Two new studies have shown that vacancies in cyber-security positions have skyrocketed as have CISOs salaries. In line with the new trend of growing cyber-insurance prices and headline grabbing breaches, it appears as though the world has started to wake up to just how much it needs cyber-security professionals and just how few there are.
BeecherMadden, the recruitment company that put out these studies, saw a rise in such vacancies of 68 percent and expect that same increase to continue, ultimately with 50 percent of cyber-security vacancies going empty.
This is not driven by some kind of exodus from the cyber-sec industry but rather a large increase in demand. Meanwhile CISO salaries have gone up considerably in the last two years, with very few dropping below £100,000 a year.
David Emm, principal security researcher at Kaspersky Lab, spoke to SCMagazine, offering some insight as to this skills gap: “The growth in demand for cyber-security professionals is a consequence of the growing role of IT in our lives. Technology and internet connectivity is now woven into the fabric of our lives – there are few areas of society that aren't dependent on both now.”
The readers of this publication will not find these revelations all that revelatory. The cyber-skills gap is a theme that never fails to show up in news stories, official speeches and day to day chitchat within the industry.
SC spoke to Karla Jobling, COO at BeecherMadden, who said that we're seeing “continued demand, and increased demand from different sectors. We've seen jobs this year coming from the companies you might expect that have had big cyber-attacks. Industries that traditionally wouldn't have recruited cyber-professionals are now putting whole teams in place.”
The financial and technology industries, large targets for cyber-attacks that they are, remain the hungriest for cyber-sec professionals, with a small increase among telecommunications firms. Industries such as retail remain comparatively low which may seem strange considering the headline making breaches like Target or Carphone Warehouse.

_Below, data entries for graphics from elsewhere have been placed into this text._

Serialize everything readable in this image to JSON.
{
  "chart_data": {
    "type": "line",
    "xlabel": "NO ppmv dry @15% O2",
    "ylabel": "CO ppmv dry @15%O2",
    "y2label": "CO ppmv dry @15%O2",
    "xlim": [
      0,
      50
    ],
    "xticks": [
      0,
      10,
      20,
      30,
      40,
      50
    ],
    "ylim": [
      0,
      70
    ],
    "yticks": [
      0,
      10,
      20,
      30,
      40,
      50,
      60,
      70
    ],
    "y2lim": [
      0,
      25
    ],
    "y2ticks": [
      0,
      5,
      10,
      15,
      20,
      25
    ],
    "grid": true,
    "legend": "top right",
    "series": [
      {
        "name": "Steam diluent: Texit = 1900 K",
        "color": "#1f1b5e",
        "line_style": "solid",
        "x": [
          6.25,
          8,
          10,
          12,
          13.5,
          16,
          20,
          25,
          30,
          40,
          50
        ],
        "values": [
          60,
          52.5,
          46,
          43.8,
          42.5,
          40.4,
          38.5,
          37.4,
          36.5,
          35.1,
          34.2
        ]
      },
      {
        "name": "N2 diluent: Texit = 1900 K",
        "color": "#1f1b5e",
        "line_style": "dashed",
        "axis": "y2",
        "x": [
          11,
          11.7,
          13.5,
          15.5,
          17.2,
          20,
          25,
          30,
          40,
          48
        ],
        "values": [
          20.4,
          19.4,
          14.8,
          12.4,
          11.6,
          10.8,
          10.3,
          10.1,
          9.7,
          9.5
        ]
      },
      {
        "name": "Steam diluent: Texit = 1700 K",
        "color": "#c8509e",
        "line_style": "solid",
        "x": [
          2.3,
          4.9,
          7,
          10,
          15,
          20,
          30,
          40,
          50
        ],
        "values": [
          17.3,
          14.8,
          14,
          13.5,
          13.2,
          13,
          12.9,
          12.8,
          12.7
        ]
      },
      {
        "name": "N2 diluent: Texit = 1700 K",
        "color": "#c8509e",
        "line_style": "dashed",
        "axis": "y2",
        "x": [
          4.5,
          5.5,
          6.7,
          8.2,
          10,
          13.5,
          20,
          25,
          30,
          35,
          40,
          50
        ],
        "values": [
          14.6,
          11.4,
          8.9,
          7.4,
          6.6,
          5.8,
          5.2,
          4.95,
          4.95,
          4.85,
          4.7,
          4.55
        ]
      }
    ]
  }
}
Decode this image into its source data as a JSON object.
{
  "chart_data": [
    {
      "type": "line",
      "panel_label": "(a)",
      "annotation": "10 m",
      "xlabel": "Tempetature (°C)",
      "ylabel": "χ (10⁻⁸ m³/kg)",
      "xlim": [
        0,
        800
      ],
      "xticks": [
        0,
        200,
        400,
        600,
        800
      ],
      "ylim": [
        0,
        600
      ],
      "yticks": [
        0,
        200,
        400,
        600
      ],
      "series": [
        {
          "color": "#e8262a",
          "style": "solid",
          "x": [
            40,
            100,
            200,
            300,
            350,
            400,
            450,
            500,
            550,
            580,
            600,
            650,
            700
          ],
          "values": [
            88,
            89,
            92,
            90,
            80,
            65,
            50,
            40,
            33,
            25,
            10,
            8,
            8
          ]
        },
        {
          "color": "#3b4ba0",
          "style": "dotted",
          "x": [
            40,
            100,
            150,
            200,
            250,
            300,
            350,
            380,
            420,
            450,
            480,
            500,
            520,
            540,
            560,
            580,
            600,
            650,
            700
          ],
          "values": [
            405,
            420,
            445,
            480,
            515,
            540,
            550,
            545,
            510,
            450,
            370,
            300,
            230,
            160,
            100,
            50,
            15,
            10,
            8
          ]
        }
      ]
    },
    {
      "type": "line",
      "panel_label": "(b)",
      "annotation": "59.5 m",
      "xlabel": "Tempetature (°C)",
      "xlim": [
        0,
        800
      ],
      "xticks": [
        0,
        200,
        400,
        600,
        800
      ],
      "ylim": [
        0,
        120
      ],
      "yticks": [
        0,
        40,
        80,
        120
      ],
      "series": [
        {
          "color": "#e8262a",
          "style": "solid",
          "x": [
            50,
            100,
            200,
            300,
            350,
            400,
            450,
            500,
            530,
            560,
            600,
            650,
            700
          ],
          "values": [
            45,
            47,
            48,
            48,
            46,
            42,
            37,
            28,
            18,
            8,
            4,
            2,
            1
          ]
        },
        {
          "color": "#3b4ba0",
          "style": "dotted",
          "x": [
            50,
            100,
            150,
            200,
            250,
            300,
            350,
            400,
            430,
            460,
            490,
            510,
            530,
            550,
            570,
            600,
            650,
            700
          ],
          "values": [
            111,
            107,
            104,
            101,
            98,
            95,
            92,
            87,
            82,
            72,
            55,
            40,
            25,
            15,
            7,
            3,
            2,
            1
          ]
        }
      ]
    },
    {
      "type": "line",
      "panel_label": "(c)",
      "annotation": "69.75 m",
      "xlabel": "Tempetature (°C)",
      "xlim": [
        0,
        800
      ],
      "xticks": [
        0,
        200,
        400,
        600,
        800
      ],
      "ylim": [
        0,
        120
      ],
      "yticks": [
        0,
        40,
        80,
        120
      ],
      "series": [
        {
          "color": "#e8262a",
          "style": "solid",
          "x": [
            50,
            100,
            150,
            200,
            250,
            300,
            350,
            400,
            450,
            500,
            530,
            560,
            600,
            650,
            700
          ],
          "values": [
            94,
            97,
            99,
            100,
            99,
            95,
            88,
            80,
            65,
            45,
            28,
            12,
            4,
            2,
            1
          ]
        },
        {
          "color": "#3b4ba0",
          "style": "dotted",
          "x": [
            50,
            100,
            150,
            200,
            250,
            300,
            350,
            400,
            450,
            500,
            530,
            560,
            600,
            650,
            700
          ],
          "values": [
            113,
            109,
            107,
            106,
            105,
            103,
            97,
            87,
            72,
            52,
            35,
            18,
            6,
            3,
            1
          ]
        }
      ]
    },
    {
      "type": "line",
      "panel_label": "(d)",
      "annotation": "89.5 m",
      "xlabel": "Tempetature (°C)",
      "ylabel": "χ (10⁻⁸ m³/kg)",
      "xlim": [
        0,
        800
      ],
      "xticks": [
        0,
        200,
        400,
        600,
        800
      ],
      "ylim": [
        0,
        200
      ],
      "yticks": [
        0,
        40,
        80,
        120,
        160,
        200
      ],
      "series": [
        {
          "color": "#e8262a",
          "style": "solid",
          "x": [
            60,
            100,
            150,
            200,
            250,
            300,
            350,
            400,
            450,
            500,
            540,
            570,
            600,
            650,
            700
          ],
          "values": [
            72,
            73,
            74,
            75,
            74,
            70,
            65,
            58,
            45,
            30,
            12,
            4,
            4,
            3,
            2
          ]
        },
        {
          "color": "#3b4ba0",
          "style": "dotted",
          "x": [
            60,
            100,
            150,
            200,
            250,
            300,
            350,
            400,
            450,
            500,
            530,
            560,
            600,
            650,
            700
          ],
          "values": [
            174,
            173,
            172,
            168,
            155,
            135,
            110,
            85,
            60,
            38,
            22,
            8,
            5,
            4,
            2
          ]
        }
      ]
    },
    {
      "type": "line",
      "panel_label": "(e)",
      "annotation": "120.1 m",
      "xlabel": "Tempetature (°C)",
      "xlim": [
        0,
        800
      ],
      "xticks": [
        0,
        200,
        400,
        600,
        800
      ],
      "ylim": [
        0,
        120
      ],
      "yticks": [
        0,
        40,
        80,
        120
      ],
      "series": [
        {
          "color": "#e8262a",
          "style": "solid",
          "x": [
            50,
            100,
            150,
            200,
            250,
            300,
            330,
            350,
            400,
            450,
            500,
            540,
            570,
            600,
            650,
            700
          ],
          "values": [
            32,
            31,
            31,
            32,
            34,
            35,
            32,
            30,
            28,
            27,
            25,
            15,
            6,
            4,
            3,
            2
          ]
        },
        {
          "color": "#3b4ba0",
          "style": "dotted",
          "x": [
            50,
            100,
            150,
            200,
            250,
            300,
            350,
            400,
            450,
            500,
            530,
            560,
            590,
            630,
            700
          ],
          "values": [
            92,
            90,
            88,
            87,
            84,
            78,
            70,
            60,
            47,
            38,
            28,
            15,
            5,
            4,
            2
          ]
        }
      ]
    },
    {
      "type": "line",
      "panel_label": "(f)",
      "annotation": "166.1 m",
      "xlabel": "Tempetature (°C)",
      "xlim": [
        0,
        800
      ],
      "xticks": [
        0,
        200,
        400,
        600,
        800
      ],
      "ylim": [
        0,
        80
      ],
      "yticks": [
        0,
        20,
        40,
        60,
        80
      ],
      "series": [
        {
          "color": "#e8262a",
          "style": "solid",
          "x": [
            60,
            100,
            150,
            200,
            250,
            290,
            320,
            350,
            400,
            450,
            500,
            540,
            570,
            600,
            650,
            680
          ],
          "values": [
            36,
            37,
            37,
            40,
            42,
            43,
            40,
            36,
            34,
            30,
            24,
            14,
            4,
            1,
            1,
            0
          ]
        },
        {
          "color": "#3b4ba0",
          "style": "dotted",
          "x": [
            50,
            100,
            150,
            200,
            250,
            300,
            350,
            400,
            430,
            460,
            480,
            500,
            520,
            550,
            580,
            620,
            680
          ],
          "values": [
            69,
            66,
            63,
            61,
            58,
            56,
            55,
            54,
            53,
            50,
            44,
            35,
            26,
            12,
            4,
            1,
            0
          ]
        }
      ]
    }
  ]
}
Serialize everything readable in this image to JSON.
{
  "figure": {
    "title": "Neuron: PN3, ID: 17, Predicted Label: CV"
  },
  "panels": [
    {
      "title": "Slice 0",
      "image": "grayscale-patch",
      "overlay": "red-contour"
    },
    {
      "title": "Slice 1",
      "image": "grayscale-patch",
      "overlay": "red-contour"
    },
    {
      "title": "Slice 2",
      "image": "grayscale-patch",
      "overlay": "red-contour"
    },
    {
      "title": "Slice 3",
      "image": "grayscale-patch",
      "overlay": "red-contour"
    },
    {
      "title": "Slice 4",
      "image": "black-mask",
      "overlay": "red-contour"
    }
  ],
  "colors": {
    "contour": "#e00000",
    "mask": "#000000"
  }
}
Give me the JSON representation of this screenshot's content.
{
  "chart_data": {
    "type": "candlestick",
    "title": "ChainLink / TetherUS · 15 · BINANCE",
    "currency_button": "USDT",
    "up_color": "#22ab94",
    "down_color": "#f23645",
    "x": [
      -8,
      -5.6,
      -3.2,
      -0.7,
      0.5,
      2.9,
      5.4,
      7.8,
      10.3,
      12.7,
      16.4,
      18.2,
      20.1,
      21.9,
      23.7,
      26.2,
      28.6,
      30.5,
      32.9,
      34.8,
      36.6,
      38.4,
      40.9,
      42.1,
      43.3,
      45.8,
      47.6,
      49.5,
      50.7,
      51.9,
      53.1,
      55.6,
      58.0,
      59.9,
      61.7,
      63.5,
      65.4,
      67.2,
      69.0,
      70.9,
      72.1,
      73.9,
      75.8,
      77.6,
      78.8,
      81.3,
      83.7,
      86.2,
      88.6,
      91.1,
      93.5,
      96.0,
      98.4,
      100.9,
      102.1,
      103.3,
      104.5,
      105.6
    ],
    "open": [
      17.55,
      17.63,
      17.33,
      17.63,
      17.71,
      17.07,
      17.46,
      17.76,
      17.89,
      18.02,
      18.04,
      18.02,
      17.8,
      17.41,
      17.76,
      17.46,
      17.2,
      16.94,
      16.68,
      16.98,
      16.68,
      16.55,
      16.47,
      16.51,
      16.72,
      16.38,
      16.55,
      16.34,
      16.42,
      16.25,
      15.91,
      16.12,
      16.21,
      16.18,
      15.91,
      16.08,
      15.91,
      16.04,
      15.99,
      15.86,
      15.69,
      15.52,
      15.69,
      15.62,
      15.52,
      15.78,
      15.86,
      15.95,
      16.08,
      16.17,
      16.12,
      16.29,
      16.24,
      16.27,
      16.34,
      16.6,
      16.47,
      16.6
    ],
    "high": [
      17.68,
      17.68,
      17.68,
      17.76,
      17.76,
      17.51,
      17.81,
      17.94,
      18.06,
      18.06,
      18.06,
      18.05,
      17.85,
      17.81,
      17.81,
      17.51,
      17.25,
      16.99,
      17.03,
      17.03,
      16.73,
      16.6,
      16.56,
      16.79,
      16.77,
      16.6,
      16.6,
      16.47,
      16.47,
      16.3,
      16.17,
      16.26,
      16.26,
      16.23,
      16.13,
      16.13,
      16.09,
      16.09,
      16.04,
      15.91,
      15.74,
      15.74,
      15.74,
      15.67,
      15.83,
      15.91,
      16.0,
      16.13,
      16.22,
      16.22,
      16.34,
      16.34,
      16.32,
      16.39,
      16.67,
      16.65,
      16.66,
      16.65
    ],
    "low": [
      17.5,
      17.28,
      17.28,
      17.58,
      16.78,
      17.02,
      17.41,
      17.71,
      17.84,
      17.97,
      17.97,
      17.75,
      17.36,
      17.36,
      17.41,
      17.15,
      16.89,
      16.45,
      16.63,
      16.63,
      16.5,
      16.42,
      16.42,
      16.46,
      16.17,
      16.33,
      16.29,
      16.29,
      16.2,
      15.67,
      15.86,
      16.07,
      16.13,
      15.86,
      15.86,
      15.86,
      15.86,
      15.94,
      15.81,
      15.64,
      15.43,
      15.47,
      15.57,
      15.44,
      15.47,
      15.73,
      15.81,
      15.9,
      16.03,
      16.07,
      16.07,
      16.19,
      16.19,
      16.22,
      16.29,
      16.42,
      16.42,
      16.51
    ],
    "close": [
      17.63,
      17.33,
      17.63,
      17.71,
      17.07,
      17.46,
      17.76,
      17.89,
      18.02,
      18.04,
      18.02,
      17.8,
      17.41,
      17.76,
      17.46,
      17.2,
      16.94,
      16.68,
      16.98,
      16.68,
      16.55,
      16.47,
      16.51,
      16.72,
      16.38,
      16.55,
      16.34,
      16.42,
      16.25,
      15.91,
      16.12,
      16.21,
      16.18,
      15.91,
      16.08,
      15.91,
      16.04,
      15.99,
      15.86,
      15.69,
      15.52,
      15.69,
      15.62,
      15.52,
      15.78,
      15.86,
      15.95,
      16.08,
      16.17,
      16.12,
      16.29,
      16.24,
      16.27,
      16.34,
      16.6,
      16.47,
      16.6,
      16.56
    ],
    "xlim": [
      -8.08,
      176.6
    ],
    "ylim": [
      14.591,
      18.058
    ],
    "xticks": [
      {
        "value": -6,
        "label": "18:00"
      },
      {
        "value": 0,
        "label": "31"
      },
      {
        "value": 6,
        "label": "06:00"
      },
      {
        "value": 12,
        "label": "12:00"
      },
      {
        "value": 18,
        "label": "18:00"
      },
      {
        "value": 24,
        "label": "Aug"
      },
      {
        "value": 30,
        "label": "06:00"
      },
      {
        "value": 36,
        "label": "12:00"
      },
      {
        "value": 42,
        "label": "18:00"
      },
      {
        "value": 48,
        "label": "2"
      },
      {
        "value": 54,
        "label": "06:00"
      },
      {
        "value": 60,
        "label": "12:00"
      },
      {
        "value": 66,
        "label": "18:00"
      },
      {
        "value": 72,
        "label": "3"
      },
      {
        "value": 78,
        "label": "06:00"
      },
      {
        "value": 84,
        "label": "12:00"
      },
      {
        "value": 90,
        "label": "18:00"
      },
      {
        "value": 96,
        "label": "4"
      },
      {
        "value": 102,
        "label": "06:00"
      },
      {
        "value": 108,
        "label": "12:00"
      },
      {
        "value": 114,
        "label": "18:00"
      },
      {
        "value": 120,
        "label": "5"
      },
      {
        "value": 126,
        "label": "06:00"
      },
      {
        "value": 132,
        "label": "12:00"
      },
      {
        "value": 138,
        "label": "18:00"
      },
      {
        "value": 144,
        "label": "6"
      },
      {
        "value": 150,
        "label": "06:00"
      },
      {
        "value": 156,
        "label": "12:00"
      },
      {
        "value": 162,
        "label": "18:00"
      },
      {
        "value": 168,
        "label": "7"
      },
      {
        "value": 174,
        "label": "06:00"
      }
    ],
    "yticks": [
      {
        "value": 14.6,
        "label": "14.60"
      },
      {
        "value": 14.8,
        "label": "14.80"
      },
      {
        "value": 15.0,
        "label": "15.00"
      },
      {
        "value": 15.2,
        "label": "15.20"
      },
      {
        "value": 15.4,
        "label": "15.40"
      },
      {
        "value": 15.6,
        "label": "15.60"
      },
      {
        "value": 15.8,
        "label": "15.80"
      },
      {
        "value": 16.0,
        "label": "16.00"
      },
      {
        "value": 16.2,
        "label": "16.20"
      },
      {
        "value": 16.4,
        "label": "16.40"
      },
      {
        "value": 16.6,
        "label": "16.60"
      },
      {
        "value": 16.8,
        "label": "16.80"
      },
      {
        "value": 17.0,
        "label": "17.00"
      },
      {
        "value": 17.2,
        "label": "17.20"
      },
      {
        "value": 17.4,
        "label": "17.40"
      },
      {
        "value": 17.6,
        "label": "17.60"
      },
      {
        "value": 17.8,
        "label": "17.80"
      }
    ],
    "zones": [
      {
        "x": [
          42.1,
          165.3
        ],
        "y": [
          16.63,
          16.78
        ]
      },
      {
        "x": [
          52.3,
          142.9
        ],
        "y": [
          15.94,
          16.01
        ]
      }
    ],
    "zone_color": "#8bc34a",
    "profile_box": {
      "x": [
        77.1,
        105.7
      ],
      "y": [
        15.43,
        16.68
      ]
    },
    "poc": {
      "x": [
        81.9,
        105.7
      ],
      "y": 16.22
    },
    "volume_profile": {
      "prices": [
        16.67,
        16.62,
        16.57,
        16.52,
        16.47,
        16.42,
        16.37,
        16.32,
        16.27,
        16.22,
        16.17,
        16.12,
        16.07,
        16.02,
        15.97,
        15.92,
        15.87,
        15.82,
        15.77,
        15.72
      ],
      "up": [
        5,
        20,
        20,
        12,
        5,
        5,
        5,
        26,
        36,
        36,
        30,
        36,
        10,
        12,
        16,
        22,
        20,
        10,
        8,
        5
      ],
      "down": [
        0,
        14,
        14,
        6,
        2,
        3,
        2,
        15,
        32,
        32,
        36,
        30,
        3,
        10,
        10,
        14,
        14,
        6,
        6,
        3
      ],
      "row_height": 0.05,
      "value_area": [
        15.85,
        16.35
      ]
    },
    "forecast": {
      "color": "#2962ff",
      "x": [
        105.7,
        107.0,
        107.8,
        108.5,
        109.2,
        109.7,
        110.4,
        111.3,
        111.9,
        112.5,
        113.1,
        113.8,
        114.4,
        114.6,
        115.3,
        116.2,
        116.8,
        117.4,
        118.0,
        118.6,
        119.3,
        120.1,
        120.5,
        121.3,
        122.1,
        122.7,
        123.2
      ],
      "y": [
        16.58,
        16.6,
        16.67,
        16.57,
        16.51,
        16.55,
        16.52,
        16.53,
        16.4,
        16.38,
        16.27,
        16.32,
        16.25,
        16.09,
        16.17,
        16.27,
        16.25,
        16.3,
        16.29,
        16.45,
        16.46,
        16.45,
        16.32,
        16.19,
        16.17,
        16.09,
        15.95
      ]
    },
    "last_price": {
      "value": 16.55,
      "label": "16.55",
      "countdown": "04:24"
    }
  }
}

Strangely enough, despite this increased demand, wages for sub-CISO roles have not risen to meet it. The report notes that salaries have been stagnant for the last 12 months, “with no real increases at the grades below CISO”. According to Jobling, despite the increased demand “companies are no longer willing to write a blank cheque.” While candidates are asking for big increases in salary without the necessary increase in credentials or skills, companies are just saying no.
The salaries, such as they are, aren't too shabby. 80 percent of the industry earn in excess of £500 a day, with rates more than twice that common for particularly experienced people. The second report on the other hand mentions that 75 percent of the CISOs surveyed are paid over £120,000, around four times that of the average UK salary.
Roles are also changing,and new ones are appearing requiring the same cyber-security skills. The report notes that cyber-data analytics jobs as well as training positions are popping up more and more, “Behavioural analytics, identity management and awareness look to be the trends for 2016.”